It is common knowledge that most Internet file sharing is illegal, but Sauhard Sahi ’10 has proof. Analyzing a random sample of 1,021 files available on a variant of the file-sharing application BitTorrent, Sahi found that 85 to 99 percent of files were shared in violation of copyright law.
Sahi, a computer science concentrator, explained that his independent work demonstrates that “copyright infringement is widespread among BitTorrent users.”
BitTorrent is a peer-to-peer file-sharing system that lets users download large files, called torrents, quickly. While users download a file, they can also upload, or distribute, parts of it at the same time.
Sahi studied the trackerless variant of BitTorrent, which does not have a “central server to manage connections between peers," he explained. Instead, each user tracks files on an individual basis.
Files on BitTorrent have unique ID numbers, called hashes. Sahi obtained his sample of files by downloading files associated with the hashes his computer was tracking.
Sahi found that 46 percent of the files were non-pornographic movies and television shows. Almost all of these files were illegally distributed, Sahi said.
In addition, 14 percent of the files were games and software, 14 percent were pornography, 10 percent were music, 1 percent were books and guides and 1 percent were images.

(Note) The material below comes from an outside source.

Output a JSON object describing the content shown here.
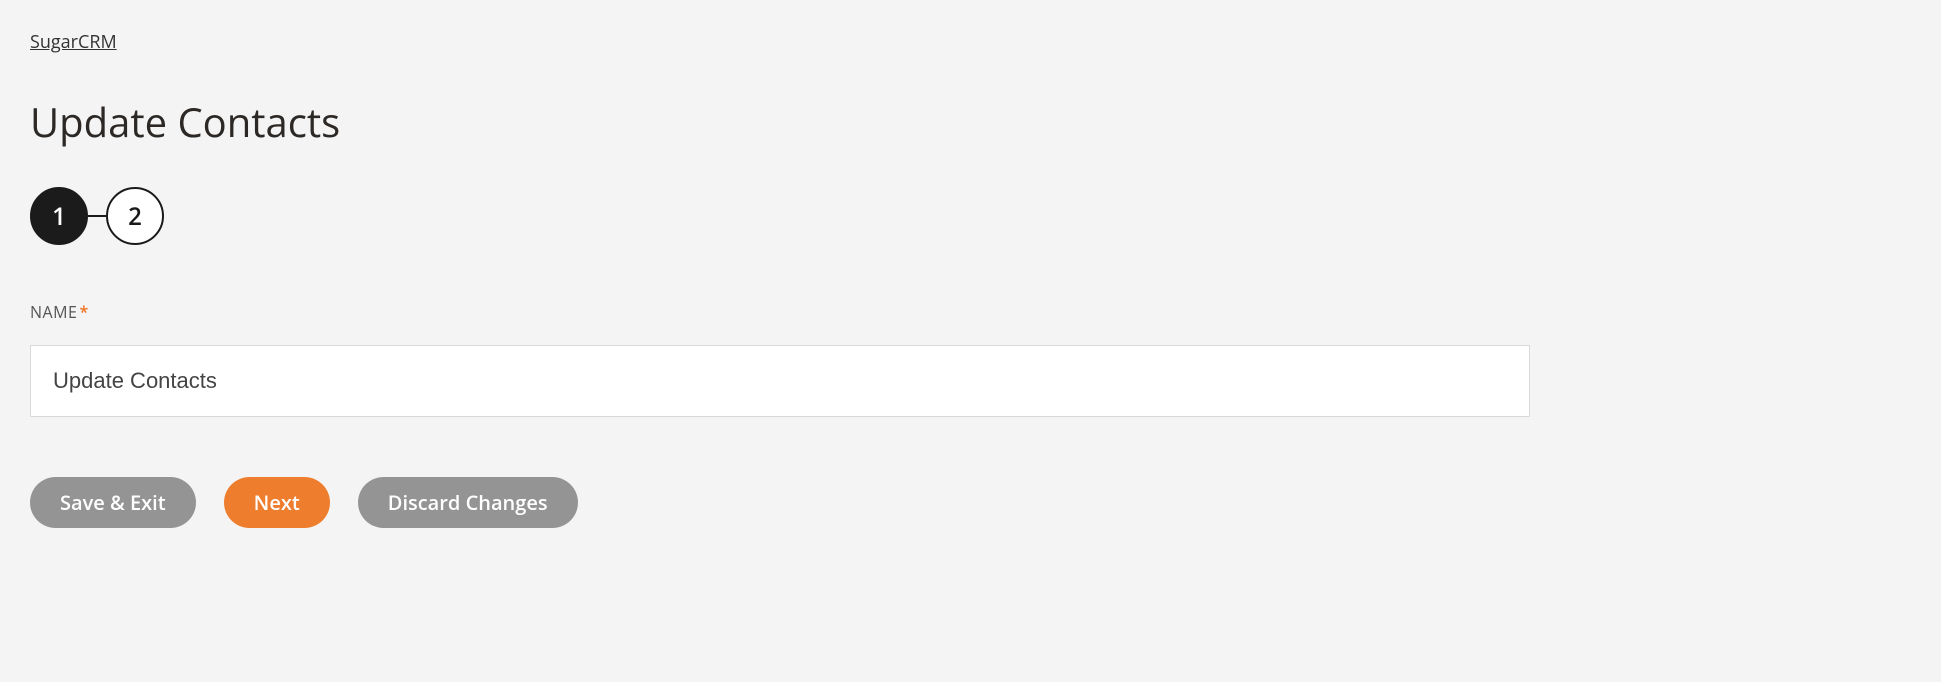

Sahi could not classify 14 percent of the files.
Of 1,021 files, only 10 were “definitely legal,” Sahi said.
Sahi said his research confirmed the file-sharing application’s role in promoting illegal activity.
“BitTorrent is ... passively encouraging open-piracy,” Sahi explained. “This is the first place [users] ... go when they want to download a new movie without paying for it.”
The large number of lawsuits filed by the Recording Industry Association of America (RIAA) and Motion Picture Association of America inspired Sahi to conduct this study, he explained.
Ed Felten, the computer science professor who supervised Sahi's independent work, said the project is “novel” because it measures “something that others had not been able to measure before.”

“This is the first study I have seen that tries to get a general picture of what is available on BitTorrent," Felten added.
Several technology websites have written about Sahi’s study after Felten posted the results on his blog. In addition to the discussion of his research, Sahi noted, rumors had spread that he was “being paid by the RIAA to make BitTorrent bad.”
Sahi explained that his next step would be to look at a larger sample of files and focus on the more popular, widely downloaded files rather than on all available files.
“We know there are some very popular files that are not copyright-infringing on BitTorrent,” Felten said. “It could be those are a much bigger part of the picture when weighed by actual download traffic.”